Charitable and voluntary organizations conducting targeted screening currently provide HBsAg testing to at least 20 000 people born in countries where HBsAg prevalence exceeds 2%. These programs are successful in identifying high-prevalence populations, exhibited by the mean prevalence rate of 8.1% among tested persons. However, more than 16 million persons from these countries reside in the United States with more arriving each year, and there may also be as many as 5 million U.S.-born persons at high risk for hepatitis B infection due to behavioural factors [11-13]. Although the programs identified by this study are actively working to meet the need for HBV screening, their efforts are likely insufficient to meet the national need for testing high prevalence populations in the United States. Policy makers should consider methods to fund the continued operation of these screening programs and to expand HBsAg testing to make it available in other regions such as the Southeast and Midwest, to ethnic populations at high risk for HBV, and to U.S.-born groups with identified behavioural risk factors.

Authors' declaration of personal interests: Authors have no personal interests to declare.

Declaration of funding interests: This study was funded in full by the Centers For Disease Control and Prevention's Division of Viral Hepatitis through contract #200-2002-00776, Task Order 65.

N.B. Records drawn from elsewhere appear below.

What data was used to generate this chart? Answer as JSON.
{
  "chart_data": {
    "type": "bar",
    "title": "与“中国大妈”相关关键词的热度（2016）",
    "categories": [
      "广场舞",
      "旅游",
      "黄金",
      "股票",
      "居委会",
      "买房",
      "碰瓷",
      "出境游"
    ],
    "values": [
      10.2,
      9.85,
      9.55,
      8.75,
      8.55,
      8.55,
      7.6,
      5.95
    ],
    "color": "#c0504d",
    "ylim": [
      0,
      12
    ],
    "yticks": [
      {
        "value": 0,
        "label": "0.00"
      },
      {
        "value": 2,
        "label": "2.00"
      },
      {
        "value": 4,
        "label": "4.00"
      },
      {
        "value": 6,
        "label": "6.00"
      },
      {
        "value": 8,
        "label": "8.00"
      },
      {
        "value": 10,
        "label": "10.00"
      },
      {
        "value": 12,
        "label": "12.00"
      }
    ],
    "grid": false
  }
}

APPENDIX: LIST OF COUNTRIES WITH 2%

HBSAG PREVALENCE


Afghanistan, Albania, Algeria, Angola, Armenia, Azerbaijan, Bahrain, Bangladesh, Belarus, Benin, Bhutan, Bosnia and Herzegovina, Botswana, Brunei, Bulgaria, Burkina Faso, Burundi, Cambodia, Cameroon, Cape Verde, Central African Republic, Chad, China, Comoros, Congo, Croatia, Cyprus, Czechoslovakia (including Czech Republic and Slovakia), Democratic Republic of Congo (Zaire), Djibouti, East Timor, Ecuador, Egypt, Equatorial Guinea, Eritrea, Estonia, Ethiopia, Europa Island, Gabon, Gambia, Ghana, Glorioso Islands, Guatemala, Guinea, Guinea-Bissau, Guyana, Haiti, Honduras, Hong Kong, India, Indonesia, Iran, Iraq, Ivory Coast, Jamaica, Japan, Juan de Nova Island, Kazakhstan, Kenya, Korea, Kuwait, Laos, Latvia, Lebanon, Lesotho, Liberia, Libya, Lithuania, Macedonia, Madagascar, Malawi, Malaysia, Maldives, Mali, Mauritania, Mauritius, Mayotte, Moldova, Montenegro, Morocco, Mozambique, Myanmar (Burma), Namibia, Nepal, Nigeria, Oman, Pakistan, Philippines, Poland, Qatar, Reunion, Romania, Russia, Rwanda, Sao Tome & Principe, Saudi Arabia, Senegal, Seychelles, Sierra Leone, Singapore, Slovenia, Somalia, South Africa, Spain, Sri Lanka, St. Helena, Sudan, Swaziland, Syria, Taiwan, Tajikistan, Tanzania, Thailand, Togo, Tomelin Island, Tunisia, Turkey, Turkmenistan, Uganda, Ukraine, United Arab Emirates, Uzbekistan, Venezuela, Vietnam, Western Sahara, Yemen, Yugoslavia, Zambia, Zimbabwe.